Workers inspect PetroChina oil tanks in Daqing, northeast China's Heilongjiang Province, Jan. 10, 2011. Some 390,000 tonnes of crude oil have been delivered to China as of 22 p.m. Monday through an oil pipeline linking Russia's far east and northeast China, since it began operating on Jan. 1, 2011. The pipeline which originate in the Russian town of Skovorodino in the far-eastern Amur region, enters China at Mohe and terminates at Daqing, both in northeast China's Heilongjiang Province. The 1,000-km-long pipeline will transport 15 million tonnes of crude oil from Russia to China per year from 2011 until 2030, according to an agreement signed between the two countries. Some 72 kilometers of the pipeline is in Russia while 927 km of it is in China. (Xinhua/Wang Jianwei)

The long-troubled negotiations over China’s purchases of Russian oil have reportedly taken a step forward. Russian press reports say a new deal ensures a below-market price for China’s oil imports from East Siberia. Russia’s largest state-controlled oil company, Rosneft, and the pipeline monopoly, Transneft, are to give China National Petroleum Corporation (CNPC) a $1.50 a barrel discount on the oil it gets via the East Siberian-Pacific Ocean pipeline relative to the market price of Russian oil shipped to other buyers from the Pacific Ocean port of Kozmino.
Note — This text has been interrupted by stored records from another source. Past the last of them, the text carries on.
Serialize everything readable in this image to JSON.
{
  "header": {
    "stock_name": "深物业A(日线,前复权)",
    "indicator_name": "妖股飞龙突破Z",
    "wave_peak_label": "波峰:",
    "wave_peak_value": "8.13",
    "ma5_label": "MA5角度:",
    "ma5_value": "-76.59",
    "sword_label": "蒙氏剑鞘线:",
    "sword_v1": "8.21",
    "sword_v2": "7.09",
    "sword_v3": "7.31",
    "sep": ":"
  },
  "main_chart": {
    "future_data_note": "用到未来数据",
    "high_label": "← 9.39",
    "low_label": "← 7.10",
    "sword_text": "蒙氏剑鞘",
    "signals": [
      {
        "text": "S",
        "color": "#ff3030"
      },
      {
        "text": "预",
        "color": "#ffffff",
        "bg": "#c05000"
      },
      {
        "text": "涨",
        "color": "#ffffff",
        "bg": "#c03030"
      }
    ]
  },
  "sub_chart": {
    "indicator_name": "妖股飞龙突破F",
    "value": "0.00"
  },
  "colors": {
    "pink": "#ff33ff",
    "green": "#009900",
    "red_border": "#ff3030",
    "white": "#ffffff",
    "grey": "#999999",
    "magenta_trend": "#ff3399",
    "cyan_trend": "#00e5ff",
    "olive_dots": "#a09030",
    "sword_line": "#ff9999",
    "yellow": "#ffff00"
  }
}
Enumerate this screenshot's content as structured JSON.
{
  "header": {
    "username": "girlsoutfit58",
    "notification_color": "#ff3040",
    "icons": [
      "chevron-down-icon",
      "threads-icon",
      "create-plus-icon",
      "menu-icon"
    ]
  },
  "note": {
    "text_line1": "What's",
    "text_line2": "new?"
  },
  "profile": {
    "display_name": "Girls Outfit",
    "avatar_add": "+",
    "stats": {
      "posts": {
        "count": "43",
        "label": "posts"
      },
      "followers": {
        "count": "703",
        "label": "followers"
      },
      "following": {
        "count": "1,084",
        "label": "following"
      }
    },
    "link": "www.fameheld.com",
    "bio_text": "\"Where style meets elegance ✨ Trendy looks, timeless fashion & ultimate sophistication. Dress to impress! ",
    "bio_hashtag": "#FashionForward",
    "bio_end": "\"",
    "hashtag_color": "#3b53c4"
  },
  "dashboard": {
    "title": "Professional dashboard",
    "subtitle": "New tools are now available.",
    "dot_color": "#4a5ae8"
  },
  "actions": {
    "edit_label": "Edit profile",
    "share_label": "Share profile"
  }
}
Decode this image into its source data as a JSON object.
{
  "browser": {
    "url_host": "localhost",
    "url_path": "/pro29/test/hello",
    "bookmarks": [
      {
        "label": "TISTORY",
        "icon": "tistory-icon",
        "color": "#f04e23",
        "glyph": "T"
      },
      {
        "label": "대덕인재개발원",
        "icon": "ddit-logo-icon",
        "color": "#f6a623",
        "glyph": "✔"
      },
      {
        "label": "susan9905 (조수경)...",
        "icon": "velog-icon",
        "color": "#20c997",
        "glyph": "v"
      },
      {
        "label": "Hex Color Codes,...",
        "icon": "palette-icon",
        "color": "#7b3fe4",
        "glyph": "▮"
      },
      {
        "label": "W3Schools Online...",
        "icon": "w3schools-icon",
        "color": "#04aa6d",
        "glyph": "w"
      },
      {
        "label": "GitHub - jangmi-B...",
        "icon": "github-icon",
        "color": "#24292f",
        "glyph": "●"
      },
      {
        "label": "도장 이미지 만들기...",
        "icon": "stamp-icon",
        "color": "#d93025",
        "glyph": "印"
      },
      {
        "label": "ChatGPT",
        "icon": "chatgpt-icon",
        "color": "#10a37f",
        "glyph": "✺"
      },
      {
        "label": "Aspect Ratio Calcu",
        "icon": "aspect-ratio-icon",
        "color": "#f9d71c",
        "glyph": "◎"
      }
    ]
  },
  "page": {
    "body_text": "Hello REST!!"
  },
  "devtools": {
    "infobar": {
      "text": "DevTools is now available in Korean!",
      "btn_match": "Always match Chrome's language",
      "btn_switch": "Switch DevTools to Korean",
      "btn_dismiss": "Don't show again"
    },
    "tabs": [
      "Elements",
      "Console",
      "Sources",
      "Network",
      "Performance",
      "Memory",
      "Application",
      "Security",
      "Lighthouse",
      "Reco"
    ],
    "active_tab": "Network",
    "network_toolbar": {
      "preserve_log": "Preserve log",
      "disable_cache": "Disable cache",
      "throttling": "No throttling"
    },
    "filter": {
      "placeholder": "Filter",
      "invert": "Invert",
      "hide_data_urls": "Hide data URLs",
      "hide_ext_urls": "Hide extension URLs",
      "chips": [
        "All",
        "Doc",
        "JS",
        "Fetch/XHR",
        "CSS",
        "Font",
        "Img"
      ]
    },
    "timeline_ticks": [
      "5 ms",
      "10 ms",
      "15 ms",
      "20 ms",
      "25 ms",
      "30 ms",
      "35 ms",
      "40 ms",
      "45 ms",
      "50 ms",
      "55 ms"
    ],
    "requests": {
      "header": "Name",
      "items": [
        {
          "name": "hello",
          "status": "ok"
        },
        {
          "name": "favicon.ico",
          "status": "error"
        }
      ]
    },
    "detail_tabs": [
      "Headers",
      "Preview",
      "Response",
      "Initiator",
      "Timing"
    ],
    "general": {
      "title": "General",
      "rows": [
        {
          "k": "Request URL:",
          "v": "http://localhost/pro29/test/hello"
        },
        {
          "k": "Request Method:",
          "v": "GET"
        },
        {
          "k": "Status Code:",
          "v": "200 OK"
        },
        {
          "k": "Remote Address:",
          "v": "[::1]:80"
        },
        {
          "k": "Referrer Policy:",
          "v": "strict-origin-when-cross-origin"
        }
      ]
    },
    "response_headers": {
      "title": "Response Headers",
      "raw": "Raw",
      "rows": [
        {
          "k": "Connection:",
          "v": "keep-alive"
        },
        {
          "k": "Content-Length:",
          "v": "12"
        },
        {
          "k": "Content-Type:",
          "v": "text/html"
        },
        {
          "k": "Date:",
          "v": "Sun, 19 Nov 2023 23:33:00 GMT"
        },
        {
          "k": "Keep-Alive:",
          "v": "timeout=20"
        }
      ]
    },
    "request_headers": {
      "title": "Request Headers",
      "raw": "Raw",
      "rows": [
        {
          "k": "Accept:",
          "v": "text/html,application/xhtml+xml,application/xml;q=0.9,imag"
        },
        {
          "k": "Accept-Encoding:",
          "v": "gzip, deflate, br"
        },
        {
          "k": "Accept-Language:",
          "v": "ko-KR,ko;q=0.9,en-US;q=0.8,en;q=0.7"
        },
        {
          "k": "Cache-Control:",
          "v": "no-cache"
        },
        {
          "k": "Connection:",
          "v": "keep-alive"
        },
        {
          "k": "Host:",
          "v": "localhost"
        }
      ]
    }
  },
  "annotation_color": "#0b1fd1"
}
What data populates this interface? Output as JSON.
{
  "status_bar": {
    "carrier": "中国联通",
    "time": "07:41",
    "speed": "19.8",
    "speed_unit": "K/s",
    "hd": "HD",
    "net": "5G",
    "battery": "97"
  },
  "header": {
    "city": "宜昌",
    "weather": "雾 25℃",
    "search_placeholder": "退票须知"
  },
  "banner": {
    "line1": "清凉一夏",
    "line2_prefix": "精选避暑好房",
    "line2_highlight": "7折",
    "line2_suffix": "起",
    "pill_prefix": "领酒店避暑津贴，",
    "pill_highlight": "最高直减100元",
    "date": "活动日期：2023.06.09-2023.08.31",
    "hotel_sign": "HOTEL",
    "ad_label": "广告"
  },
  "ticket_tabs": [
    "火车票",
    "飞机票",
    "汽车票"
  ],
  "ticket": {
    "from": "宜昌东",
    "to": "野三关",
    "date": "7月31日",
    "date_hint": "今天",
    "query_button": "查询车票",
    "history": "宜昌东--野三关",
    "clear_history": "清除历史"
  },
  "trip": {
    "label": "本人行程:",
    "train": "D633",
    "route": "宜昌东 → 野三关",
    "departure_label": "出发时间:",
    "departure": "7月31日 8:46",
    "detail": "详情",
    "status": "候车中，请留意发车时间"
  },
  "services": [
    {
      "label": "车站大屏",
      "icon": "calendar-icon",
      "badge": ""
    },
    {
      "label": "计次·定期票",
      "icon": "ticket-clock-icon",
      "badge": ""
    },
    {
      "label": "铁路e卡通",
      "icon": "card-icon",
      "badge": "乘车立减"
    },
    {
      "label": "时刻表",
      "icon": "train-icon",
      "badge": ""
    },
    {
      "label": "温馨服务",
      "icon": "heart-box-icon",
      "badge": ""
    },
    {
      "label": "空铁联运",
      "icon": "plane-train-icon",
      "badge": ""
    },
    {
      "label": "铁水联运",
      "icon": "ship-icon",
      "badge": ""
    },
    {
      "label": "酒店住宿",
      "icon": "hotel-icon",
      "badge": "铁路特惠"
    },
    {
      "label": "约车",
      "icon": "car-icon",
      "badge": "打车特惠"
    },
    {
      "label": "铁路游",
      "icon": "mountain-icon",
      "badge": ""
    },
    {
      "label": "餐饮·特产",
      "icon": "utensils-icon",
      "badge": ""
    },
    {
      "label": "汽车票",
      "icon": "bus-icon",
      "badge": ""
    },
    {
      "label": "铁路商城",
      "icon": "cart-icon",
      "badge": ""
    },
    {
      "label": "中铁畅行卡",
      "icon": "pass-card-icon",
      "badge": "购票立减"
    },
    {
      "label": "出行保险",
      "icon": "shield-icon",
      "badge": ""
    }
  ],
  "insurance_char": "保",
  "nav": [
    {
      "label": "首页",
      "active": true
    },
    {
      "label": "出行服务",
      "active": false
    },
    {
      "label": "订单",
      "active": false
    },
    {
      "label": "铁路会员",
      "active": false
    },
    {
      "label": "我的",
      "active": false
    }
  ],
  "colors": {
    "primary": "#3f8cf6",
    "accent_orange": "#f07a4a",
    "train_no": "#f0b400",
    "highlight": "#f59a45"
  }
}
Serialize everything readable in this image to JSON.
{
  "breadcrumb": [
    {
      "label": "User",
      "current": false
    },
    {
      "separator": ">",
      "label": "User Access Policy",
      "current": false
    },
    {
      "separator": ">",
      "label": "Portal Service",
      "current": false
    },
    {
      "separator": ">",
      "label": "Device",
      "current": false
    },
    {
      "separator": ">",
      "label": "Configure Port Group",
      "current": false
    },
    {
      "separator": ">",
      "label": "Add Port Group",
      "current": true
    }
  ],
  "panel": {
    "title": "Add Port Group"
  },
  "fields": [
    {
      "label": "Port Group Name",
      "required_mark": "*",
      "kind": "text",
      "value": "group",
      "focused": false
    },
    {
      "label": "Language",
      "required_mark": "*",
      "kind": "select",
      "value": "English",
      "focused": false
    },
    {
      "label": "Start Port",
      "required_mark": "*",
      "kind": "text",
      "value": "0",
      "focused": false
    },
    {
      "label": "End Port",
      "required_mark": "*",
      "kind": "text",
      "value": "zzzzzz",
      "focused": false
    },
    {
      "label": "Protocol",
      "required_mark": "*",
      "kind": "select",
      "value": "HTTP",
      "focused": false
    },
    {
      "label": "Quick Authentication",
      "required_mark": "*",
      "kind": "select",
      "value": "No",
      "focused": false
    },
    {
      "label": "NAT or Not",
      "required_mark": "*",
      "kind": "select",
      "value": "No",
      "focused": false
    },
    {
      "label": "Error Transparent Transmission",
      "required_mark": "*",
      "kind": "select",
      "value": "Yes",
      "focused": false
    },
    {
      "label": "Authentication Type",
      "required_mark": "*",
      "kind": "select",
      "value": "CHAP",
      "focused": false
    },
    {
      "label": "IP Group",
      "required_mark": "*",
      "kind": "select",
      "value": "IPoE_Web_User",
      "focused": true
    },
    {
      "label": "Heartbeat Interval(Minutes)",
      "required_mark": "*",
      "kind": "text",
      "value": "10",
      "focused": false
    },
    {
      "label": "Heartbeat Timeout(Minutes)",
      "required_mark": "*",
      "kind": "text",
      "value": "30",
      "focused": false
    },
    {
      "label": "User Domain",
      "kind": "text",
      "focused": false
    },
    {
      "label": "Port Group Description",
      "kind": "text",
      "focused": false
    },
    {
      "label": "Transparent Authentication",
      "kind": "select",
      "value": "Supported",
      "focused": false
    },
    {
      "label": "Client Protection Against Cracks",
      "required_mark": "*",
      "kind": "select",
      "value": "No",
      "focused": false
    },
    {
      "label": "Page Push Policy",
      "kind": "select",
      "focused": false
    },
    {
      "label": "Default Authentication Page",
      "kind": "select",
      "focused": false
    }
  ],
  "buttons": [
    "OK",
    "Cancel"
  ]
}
China receives the vast majority of its Russian oil via a spur on the pipeline from Skovorodino to Daqing, shown above, that opened in January, 2011. But it is starting to buy Kozmino cargoes as an alternative to Iranian oil. Rosneft reportedly says the deal will cost the Russian side $3 billion a year in revenue. That seems haggling hyperbole, rather than a real number. The arithmetic suggests $3 billion over the life of the contract would be closer to the mark. Whatever the true figure, the Russians may just have to write it off as the cost of ending the dispute. China funded the building of the pipeline with a $25 billion loan but claimed Transneft overcharged for transport costs. These are part of the formula for pricing the oil with which the loan is to be repaid at a rate of 15 million tonnes of crude a year from 2011 to 2030.

The two countries still have outstanding negotiations over natural gas. Price is a point of contention in those discussions, too. However, there has been agreement that Russia will start supplying China with Eastern Siberian gas in 2015.